Note the 3 required methods already defined in this component:

  • input: classmethod that returns the input schema/model
  • output: classmethod that returns the output schema/model
  • execute: method that recevies an input modal, does the execution, and returns an output model

Note also that Component is a subclass of GenericComponent, which under the hood uses the cls.input to validate the input data and cls.output to validate the output data self.execute returns. This is achieved via the GenericComponent.compute method, which should not be overwritten. Otherwise, developers can attach any other method of their choice to Component. For more info on how components are designed, see the MMIC repository.

We’re going to modify the self.execute method by counting the number of atoms in the supplied molecular formula, then return the output model. Note that the boolean variable True signifies successful execution. The code is shown in the Component tab.

Putting it altogether

You can now use setup.py included with mmic_pkg to install the component. From the root directory run:

pip install .

Using this component is straight forward as shown below.

import mmic_pkg

mfor = "CH4"
input = mmic_pkg.models.InputModel(mol_formula=mfor)
output = mmic_pkg.components.Component.compute(input)

print(f"Number of atoms in {mfor} is {output.natoms}")
import mmic_pkg

mfor = ['CH4']
input = mmic_pkg.models.InputModel(mol_formula=mfor)
output = mmic_pkg.components.Component.compute(input)

print(f"Number of atoms in {mfor} is {output.natoms}")

In the Valid tab, the mol_formula is of type str, which leads to successful execution:

  Number of atoms in CH4 is 5

In the Invalid tab, the mol_formula is a list, which causes pydantic to raise a validation error.

  Traceback (most recent call last):
  File "run.py", line 5, in <module>
    input = mmic_pkg.models.InputModel(mol_formula=mfor)
  File "pydantic/main.py", line 400, in pydantic.main.BaseModel.__init__
pydantic.error_wrappers.ValidationError: 1 validation error for InputModel
mol_formula
  str type expected (type=type_error.str)

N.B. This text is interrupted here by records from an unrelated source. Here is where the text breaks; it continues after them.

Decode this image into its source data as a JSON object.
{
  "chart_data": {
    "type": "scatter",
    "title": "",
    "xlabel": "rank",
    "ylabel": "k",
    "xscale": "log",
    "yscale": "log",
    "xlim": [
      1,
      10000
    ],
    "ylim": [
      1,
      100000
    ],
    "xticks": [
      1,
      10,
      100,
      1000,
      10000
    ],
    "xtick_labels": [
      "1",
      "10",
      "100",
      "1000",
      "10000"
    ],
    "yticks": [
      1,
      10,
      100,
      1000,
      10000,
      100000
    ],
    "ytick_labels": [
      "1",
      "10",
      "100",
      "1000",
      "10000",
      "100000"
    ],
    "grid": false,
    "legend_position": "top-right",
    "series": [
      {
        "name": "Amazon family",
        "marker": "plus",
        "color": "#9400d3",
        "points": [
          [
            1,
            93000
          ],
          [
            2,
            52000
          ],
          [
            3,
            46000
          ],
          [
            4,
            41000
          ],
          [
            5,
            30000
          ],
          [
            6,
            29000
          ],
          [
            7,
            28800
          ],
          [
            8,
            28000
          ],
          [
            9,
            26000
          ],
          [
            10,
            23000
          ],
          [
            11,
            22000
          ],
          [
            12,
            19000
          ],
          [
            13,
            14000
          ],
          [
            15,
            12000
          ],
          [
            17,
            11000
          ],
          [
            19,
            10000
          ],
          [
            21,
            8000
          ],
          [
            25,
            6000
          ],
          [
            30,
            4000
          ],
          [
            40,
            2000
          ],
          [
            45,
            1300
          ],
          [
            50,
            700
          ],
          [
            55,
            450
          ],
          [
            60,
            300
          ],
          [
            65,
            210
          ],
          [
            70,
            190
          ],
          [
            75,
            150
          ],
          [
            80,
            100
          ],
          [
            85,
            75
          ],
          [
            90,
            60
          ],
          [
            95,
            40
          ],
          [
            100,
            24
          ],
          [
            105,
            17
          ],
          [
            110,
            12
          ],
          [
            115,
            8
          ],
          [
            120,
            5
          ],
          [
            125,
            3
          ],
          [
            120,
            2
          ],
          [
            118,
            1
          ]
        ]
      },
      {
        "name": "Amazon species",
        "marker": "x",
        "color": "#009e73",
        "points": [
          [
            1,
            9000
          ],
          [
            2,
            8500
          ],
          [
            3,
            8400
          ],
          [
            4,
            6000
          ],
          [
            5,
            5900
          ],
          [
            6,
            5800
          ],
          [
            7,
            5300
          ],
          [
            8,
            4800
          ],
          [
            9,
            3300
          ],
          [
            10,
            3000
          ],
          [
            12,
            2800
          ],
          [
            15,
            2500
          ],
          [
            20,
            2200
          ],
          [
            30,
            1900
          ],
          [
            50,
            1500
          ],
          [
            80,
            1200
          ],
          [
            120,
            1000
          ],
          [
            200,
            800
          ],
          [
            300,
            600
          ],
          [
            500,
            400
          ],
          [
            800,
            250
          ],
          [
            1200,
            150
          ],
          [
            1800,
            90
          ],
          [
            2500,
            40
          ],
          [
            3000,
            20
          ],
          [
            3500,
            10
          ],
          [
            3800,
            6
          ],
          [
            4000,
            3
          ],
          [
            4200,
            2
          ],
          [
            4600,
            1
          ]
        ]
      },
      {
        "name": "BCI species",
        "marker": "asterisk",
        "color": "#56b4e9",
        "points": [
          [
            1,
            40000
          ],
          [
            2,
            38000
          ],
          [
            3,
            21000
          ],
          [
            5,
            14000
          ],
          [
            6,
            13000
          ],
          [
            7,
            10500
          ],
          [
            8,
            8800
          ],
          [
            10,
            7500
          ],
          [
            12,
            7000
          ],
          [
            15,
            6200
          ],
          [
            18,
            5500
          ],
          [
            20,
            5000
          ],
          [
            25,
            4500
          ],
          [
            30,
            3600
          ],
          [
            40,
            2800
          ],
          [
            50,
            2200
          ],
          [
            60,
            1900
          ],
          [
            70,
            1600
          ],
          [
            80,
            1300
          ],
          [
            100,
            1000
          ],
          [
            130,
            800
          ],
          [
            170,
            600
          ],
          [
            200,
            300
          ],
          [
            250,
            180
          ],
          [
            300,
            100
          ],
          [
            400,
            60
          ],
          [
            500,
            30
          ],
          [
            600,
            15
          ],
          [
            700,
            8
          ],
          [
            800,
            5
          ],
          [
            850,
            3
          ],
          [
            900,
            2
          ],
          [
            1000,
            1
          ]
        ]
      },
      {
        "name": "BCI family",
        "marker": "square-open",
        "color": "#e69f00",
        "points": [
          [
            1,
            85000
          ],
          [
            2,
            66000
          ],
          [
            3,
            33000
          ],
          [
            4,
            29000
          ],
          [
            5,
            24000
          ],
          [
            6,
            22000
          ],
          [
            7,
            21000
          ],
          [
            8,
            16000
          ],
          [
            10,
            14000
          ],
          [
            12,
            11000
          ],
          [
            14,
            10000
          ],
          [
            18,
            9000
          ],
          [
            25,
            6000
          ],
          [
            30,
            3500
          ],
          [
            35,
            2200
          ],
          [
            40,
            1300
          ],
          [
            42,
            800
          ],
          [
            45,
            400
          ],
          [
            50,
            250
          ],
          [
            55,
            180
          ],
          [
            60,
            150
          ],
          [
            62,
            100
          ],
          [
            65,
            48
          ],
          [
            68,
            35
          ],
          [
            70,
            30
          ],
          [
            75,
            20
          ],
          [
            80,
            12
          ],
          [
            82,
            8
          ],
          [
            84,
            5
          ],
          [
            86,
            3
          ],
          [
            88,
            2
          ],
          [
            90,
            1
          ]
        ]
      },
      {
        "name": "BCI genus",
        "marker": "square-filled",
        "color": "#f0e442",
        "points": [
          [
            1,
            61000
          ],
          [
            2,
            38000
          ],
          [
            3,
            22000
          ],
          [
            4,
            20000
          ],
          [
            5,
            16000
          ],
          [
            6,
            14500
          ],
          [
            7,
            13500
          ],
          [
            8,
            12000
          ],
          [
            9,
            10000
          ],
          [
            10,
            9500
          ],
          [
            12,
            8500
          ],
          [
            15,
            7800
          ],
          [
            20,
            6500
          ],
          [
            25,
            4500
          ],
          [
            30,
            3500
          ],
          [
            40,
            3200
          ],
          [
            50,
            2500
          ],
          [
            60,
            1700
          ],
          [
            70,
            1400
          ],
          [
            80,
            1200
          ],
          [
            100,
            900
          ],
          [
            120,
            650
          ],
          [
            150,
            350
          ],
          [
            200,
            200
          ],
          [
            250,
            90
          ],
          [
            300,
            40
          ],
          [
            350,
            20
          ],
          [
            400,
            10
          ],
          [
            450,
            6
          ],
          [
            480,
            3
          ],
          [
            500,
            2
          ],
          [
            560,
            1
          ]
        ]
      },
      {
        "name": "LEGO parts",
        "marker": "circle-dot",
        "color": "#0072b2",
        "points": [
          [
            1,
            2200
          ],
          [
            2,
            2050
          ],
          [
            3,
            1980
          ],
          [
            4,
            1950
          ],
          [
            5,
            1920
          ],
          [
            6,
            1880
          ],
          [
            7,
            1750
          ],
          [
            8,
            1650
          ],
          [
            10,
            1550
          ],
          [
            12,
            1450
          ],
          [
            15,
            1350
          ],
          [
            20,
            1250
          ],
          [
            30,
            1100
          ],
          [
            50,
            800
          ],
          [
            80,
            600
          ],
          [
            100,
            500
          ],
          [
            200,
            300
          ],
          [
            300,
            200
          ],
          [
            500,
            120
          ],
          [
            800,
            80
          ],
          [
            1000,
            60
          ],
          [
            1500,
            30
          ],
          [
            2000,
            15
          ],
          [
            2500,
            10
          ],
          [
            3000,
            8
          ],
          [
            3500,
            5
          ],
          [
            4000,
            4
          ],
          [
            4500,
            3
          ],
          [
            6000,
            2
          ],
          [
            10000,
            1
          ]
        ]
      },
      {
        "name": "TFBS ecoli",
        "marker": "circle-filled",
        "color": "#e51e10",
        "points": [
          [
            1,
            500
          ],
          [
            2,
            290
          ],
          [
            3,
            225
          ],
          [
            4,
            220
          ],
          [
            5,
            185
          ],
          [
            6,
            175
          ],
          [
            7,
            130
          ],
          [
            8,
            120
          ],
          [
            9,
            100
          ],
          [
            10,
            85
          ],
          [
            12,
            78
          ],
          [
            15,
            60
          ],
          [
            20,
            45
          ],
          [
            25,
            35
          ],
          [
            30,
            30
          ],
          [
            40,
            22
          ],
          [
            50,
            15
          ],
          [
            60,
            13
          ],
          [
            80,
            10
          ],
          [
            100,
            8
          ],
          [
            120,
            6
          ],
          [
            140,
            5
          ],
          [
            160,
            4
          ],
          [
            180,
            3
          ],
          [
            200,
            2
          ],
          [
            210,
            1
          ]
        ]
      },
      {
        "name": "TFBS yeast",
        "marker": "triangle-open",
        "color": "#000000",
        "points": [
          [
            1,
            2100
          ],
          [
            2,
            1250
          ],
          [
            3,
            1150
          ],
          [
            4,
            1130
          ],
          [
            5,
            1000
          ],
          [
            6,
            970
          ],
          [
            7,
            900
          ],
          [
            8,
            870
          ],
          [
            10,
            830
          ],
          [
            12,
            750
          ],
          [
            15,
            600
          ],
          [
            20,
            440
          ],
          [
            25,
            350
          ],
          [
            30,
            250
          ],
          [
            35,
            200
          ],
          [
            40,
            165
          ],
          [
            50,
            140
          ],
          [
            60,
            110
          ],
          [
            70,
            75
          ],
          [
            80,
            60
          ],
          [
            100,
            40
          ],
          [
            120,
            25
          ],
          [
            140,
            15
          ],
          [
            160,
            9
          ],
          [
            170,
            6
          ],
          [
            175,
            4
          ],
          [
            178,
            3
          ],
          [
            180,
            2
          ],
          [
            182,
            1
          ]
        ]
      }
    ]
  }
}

As you can see, components in the MMIC world use pydantic to parse and validate the input and output data they receive and produce. For more information on data validation, see the tutorial on data validation.

Package deployment

You can package and deploy your component the same way you would with any other python package. See the official python resource for more info on packages and the Python Package Index (PyPi).